Overview
The Health Services Support Project (HSSP) was a $62 million project that provided technical assistance and capacity-building support to non-governmental organizations (NGOs) contracted by Afghanistan’s Ministry of Public Health (MoPH) to improve service delivery and the quality of basic health services in Afghanistan. HSSP strengthened the MoPH’s ability to provide quality healthcare by: establishing a quality assurance (QA) system; increasing the number and performance of Basic Package of Health Services (BPHS) providers, particularly women providers located in rural and underserved areas; improving behavior change communication; and, integrating gender awareness and practices into the BPHS. Upon completion of the project, several activities were transferred to new USAID programs, including the Health Policy Project (HPP) and the Partnership Contracts for Health (PCH) programs.
Activities
- Quality Assurance (QA): Institutionalized the QA process at all levels of the BPHS by identifying standards of care, assessing progress, guiding improvement in achieving standards, and recognizing the achievement of the standards.
- Midwifery Education: Provided grants and technical assistance to hospital and community-based midwifery education programs to recruit, train, and deploy midwives.
- Gender: Supported gender awareness and gender-based violence training and promote and integrate gender-sensitivity into quality assurance standards.
- Media-Based Health Promotion: Promoted healthy behaviors through community mobilization. Trained health professionals to provide behavior change communication through radio, television, posters, and brochures.

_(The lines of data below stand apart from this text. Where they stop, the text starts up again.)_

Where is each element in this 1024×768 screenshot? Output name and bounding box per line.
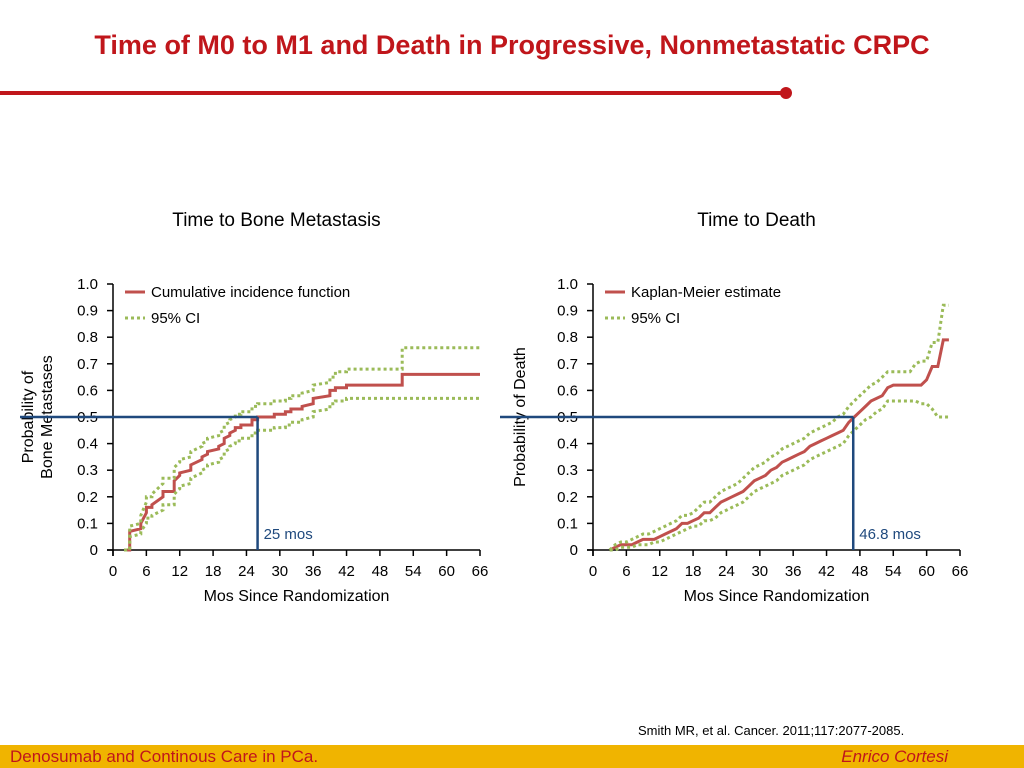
x-tick-label: 54 [885, 563, 902, 580]
median-label: 46.8 mos [859, 526, 921, 543]
x-tick-label: 18 [205, 563, 222, 580]
ci-series-line [609, 399, 949, 552]
y-tick-label: 0.2 [77, 489, 98, 506]
median-label: 25 mos [264, 526, 313, 543]
y-tick-label: 1.0 [557, 276, 578, 293]
x-tick-label: 0 [109, 563, 117, 580]
y-tick-label: 0 [570, 542, 578, 559]
slide-title: Time of M0 to M1 and Death in Progressiv… [94, 30, 930, 60]
legend-label: Cumulative incidence function [151, 284, 350, 301]
ci-series-line [124, 346, 480, 552]
estimate-series-line [609, 338, 949, 552]
x-tick-label: 48 [372, 563, 389, 580]
legend-label: 95% CI [151, 310, 200, 327]
y-tick-label: 0.3 [557, 462, 578, 479]
footer-bar: Denosumab and Continous Care in PCa. Enr… [0, 745, 1024, 768]
y-tick-label: 0.8 [557, 329, 578, 346]
y-tick-label: 0 [90, 542, 98, 559]
y-tick-label: 0.6 [77, 382, 98, 399]
chart-bone-metastasis: Time to Bone Metastasis 0 0.1 0.2 0.3 0.4 0.5 0… [20, 195, 500, 615]
x-tick-label: 18 [685, 563, 702, 580]
x-tick-label: 12 [171, 563, 188, 580]
y-tick-label: 1.0 [77, 276, 98, 293]
chart-title: Time to Death [697, 210, 816, 231]
x-tick-label: 60 [918, 563, 935, 580]
x-tick-label: 36 [785, 563, 802, 580]
x-tick-label: 30 [751, 563, 768, 580]
y-tick-label: 0.7 [557, 356, 578, 373]
y-tick-label: 0.1 [77, 515, 98, 532]
x-tick-label: 0 [589, 563, 597, 580]
citation: Smith MR, et al. Cancer. 2011;117:2077-2… [638, 723, 905, 738]
x-tick-label: 60 [438, 563, 455, 580]
ci-series-line [608, 303, 949, 552]
title-underline [0, 91, 786, 95]
y-tick-label: 0.3 [77, 462, 98, 479]
x-tick-label: 36 [305, 563, 322, 580]
footer-course-title: Denosumab and Continous Care in PCa. [10, 747, 319, 766]
chart-death: Time to Death 0 0.1 0.2 0.3 0.4 0.5 0.6 0.7 0.8 0.… [500, 195, 980, 615]
footer-author: Enrico Cortesi [841, 747, 948, 766]
y-tick-label: 0.4 [557, 436, 578, 453]
title-underline-dot [780, 87, 792, 99]
x-tick-label: 48 [852, 563, 869, 580]
x-axis-label: Mos Since Randomization [204, 588, 390, 605]
y-tick-label: 0.4 [77, 436, 98, 453]
y-tick-label: 0.8 [77, 329, 98, 346]
ci-series-line [124, 396, 480, 552]
x-tick-label: 6 [142, 563, 150, 580]
x-tick-label: 30 [271, 563, 288, 580]
chart-svg: Time to Bone Metastasis00.10.20.30.40.50… [20, 210, 489, 605]
legend-label: 95% CI [631, 310, 680, 327]
chart-title: Time to Bone Metastasis [172, 210, 380, 231]
x-tick-label: 42 [338, 563, 355, 580]
x-tick-label: 6 [622, 563, 630, 580]
y-tick-label: 0.9 [77, 303, 98, 320]
x-axis-label: Mos Since Randomization [684, 588, 870, 605]
chart-svg: Time to Death00.10.20.30.40.50.60.70.80.… [500, 210, 969, 605]
legend-label: Kaplan-Meier estimate [631, 284, 781, 301]
y-tick-label: 0.2 [557, 489, 578, 506]
x-tick-label: 42 [818, 563, 835, 580]
x-tick-label: 54 [405, 563, 422, 580]
x-tick-label: 24 [238, 563, 255, 580]
x-tick-label: 66 [472, 563, 489, 580]
x-tick-label: 24 [718, 563, 735, 580]
y-tick-label: 0.6 [557, 382, 578, 399]
y-tick-label: 0.9 [557, 303, 578, 320]
y-tick-label: 0.1 [557, 515, 578, 532]
y-tick-label: 0.7 [77, 356, 98, 373]
estimate-series-line [124, 372, 480, 552]
x-tick-label: 66 [952, 563, 969, 580]
x-tick-label: 12 [651, 563, 668, 580]
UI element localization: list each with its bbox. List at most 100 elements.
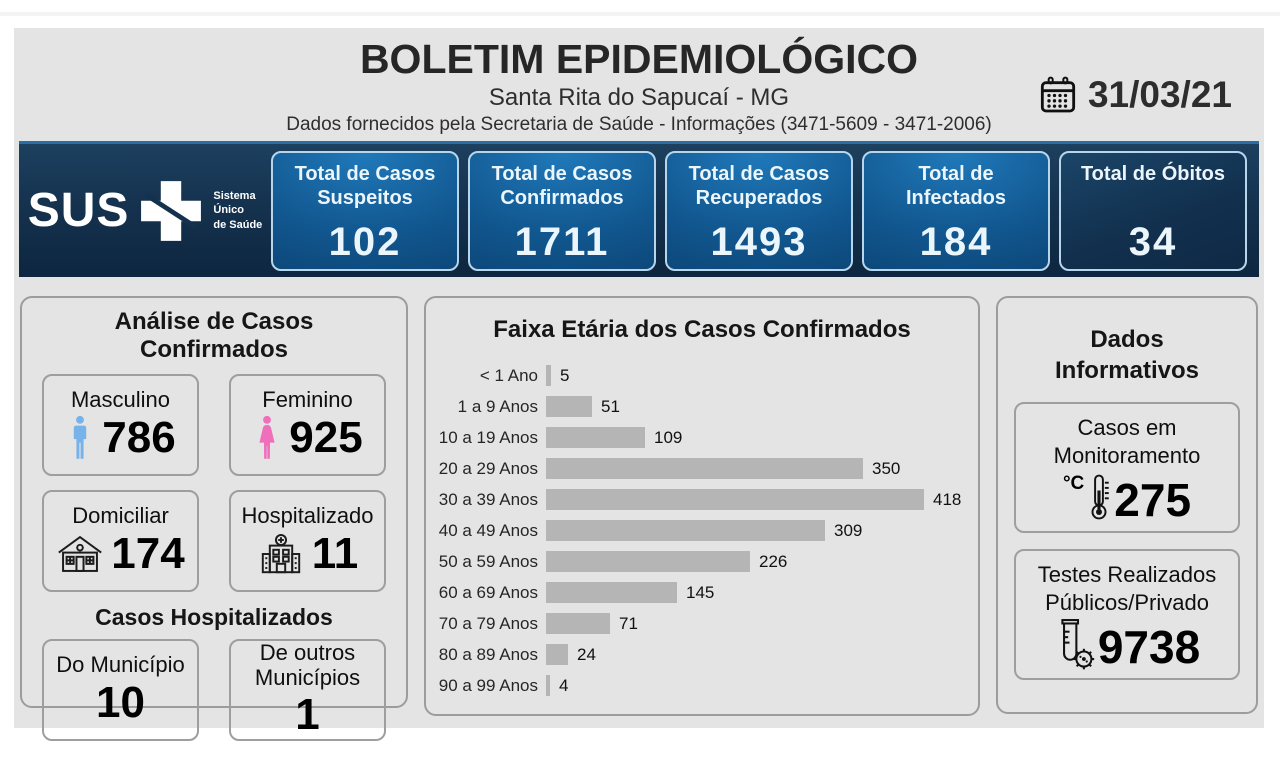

- Maternal Mortality: Trained community health workers to provide misoprostol, a medication that protects against postpartum hemorrhage, to women who cannot give birth under the care of a doctor or midwife.
- Clinical Skills: Provideed in-service trainings to BPHS health providers on topics such as: infection prevention; prevention of postpartum hemorrhage; laboratory skills; family planning; effective teaching skills; basic emergency obstetric care; newborn care; rational use of drugs; and, integrated management of childhood illnesses.
Accomplishments
- Developed national QA standards for improved service delivery in 14 priority areas of the BPHS, including family planning, antenatal care, postpartum care, and infection prevention. Supported QA reward and recognition ceremonies at the central/provincial levels.
- Provided performance improvement training to over 17,000 healthcare workers from NGOs, health facilities, and the MoPH on both clinical and non-clinical topics.
- Supported Afghanistan’s midwifery education system and awarded grants to NGOs to support the training of over 1,800 midwives.
- Developed the Community Health Nursing Education Program.
- Increased awareness and prevention of postpartum hemorrhage.
- Supported the MoPH development of the National Health and Nutrition Communication Strategy for 2008-2013, as well as the National Gender Strategy for 2011-2015.